From 4a3e9cf69c7ccca8bc287de57e51f5ed0ab55a8a Mon Sep 17 00:00:00 2001
From: Matei Zaharia <matei@eecs.berkeley.edu>
Date: Sat, 13 Oct 2012 16:20:25 -0700
Subject: Document how to configure SPARK_MEM & co on a per-job basis

---
 conf/spark-env.sh.template | 29 ++++++++++++++++-------------
 docs/configuration.md      | 26 +++++++++++++++++++-------
 run                        |  7 -------
 3 files changed, 35 insertions(+), 27 deletions(-)

(limited to 'run')

diff --git a/conf/spark-env.sh.template b/conf/spark-env.sh.template
index 64eacce8a2..6d71ec5691 100755
--- a/conf/spark-env.sh.template
+++ b/conf/spark-env.sh.template
@@ -1,21 +1,24 @@
 #!/usr/bin/env bash
 
-# Set Spark environment variables for your site in this file.
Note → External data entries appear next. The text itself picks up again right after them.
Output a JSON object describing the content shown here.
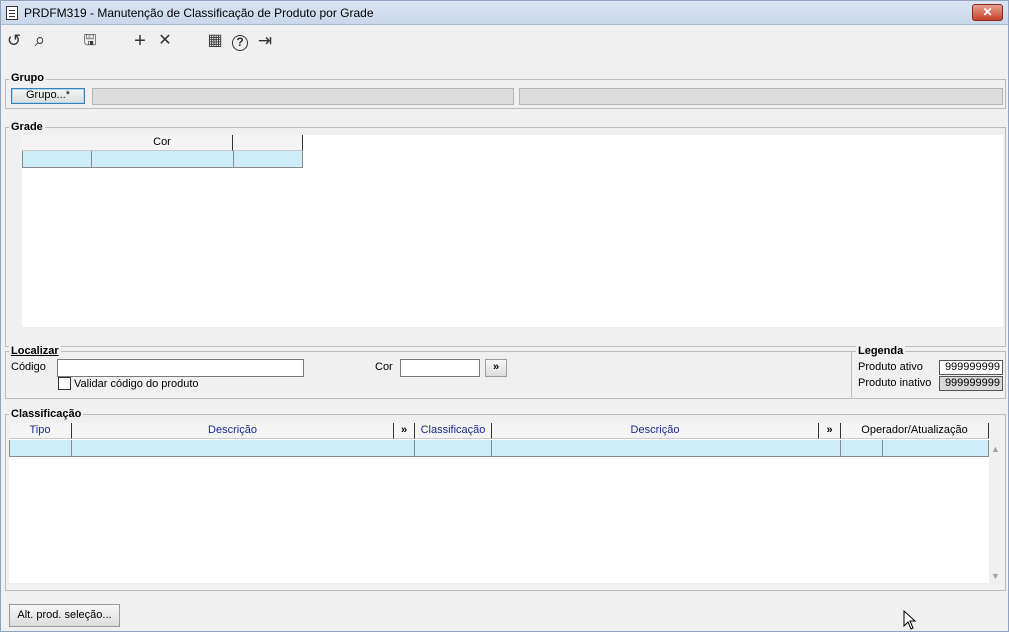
{
  "window": {
    "title": "PRDFM319 - Manutenção de Classificação de Produto por Grade",
    "close_glyph": "✕"
  },
  "toolbar": {
    "icons": [
      "undo-icon",
      "search-icon",
      "save-icon",
      "plus-icon",
      "delete-icon",
      "calendar-icon",
      "help-icon",
      "exit-icon"
    ],
    "glyphs": {
      "undo": "↺",
      "search": "⌕",
      "save": "🖫",
      "plus": "+",
      "delete": "✕",
      "calendar": "▦",
      "help": "?",
      "exit": "⇥"
    }
  },
  "grupo": {
    "label": "Grupo",
    "button_label": "Grupo...*",
    "field1_value": "",
    "field2_value": ""
  },
  "grade": {
    "label": "Grade",
    "columns": [
      "",
      "Cor",
      ""
    ]
  },
  "localizar": {
    "label": "Localizar",
    "codigo_label": "Código",
    "codigo_value": "",
    "cor_label": "Cor",
    "cor_value": "",
    "go_button": "»",
    "validar_label": "Validar código do produto",
    "validar_checked": false
  },
  "legenda": {
    "label": "Legenda",
    "ativo_label": "Produto ativo",
    "ativo_value": "999999999",
    "inativo_label": "Produto inativo",
    "inativo_value": "999999999"
  },
  "classificacao": {
    "label": "Classificação",
    "columns": {
      "tipo": "Tipo",
      "descricao1": "Descrição",
      "expand1": "»",
      "classificacao": "Classificação",
      "descricao2": "Descrição",
      "expand2": "»",
      "operador": "Operador/Atualização"
    }
  },
  "footer": {
    "alt_button": "Alt. prod. seleção..."
  },
  "colors": {
    "row_highlight": "#cdeef8",
    "header_text_blue": "#1a2a8a",
    "close_red": "#c7412a"
  }
}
Some useful
-# variables to set are:
+# This file contains environment variables required to run Spark. Copy it as
+# spark-env.sh and edit that to configure Spark for your site. At a minimum,
+# the following two variables should be set:
 # - MESOS_NATIVE_LIBRARY, to point to your Mesos native library (libmesos.so)
 # - SCALA_HOME, to point to your Scala installation
+#
+# If using the standalone deploy mode, you can also set variables for it:
+# - SPARK_MASTER_IP, to bind the master to a different IP address
+# - SPARK_MASTER_PORT / SPARK_MASTER_WEBUI_PORT, to use non-default ports
+# - SPARK_WORKER_CORES, to set the number of cores to use on this machine
+# - SPARK_WORKER_MEMORY, to set how much memory to use (e.g. 1000m, 2g)
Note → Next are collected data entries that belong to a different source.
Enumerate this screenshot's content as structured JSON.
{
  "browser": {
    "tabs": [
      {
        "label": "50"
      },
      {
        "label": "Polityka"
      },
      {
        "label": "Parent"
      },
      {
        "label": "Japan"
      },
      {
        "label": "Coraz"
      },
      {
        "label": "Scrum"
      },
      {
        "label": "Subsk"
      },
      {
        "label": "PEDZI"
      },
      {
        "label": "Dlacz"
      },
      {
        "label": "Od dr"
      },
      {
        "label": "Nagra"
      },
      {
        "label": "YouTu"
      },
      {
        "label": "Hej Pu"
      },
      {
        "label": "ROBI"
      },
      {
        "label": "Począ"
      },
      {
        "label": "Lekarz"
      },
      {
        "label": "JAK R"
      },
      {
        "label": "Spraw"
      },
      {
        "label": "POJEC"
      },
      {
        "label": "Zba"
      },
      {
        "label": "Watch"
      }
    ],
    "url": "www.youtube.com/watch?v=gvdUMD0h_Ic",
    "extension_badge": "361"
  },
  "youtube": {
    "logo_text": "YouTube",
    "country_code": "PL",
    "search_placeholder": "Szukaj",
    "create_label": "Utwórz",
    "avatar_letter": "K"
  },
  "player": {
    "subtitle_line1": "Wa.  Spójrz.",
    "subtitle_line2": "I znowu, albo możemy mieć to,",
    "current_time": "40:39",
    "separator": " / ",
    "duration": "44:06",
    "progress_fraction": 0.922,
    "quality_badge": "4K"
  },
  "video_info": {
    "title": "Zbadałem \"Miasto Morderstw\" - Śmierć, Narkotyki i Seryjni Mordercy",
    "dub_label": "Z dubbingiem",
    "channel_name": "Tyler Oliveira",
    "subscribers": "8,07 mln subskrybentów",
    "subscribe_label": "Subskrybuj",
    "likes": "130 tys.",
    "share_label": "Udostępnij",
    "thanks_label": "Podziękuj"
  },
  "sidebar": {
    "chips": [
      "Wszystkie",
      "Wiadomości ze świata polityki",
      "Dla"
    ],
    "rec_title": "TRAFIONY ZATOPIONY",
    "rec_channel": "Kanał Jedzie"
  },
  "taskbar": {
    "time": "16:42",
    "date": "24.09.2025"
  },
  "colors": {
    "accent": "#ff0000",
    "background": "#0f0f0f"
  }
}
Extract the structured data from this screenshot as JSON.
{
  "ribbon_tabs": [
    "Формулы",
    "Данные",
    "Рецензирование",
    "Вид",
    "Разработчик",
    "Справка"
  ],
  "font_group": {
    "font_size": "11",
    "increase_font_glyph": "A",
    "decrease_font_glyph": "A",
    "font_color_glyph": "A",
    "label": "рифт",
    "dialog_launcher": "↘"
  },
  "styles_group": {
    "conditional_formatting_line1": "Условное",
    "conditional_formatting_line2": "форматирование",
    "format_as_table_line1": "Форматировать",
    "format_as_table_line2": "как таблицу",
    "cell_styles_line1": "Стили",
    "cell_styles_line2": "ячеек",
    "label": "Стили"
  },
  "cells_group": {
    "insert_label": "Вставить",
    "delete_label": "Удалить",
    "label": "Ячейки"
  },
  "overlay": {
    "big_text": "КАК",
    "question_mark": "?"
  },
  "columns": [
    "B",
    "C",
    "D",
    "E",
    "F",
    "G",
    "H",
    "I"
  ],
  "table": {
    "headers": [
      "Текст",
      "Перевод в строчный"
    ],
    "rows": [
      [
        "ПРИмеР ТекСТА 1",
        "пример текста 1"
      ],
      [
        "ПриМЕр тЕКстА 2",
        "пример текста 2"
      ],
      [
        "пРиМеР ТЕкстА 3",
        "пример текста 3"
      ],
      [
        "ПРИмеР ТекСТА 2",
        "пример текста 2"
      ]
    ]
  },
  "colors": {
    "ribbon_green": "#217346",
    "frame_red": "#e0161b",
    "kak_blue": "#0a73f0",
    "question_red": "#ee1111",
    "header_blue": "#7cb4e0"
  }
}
+# - SPARK_WORKER_PORT / SPARK_WORKER_WEBUI_PORT
+#
+# Finally, Spark also relies on the following variables, but these can be set
+# on just the *master* (i.e. in your driver program), and will automatically
+# be propagated to workers:
+# - SPARK_MEM, to change the amount of memory used per node (this should
+#   be in the same format as the JVM's -Xmx option, e.g. 300m or 1g)
 # - SPARK_CLASSPATH, to add elements to Spark's classpath
 # - SPARK_JAVA_OPTS, to add JVM options
-# - SPARK_MEM, to change the amount of memory used per node (this should
-#   be in the same format as the JVM's -Xmx option, e.g. 300m or 1g).
 # - SPARK_LIBRARY_PATH, to add extra search paths for native libraries.
 
-# Settings used by the scripts in the bin/ directory, apply to standalone mode only.
-# Note that the same worker settings apply to all of the workers.
-# - SPARK_MASTER_IP, to bind the master to a different ip address, for example a public one (Default: local ip address)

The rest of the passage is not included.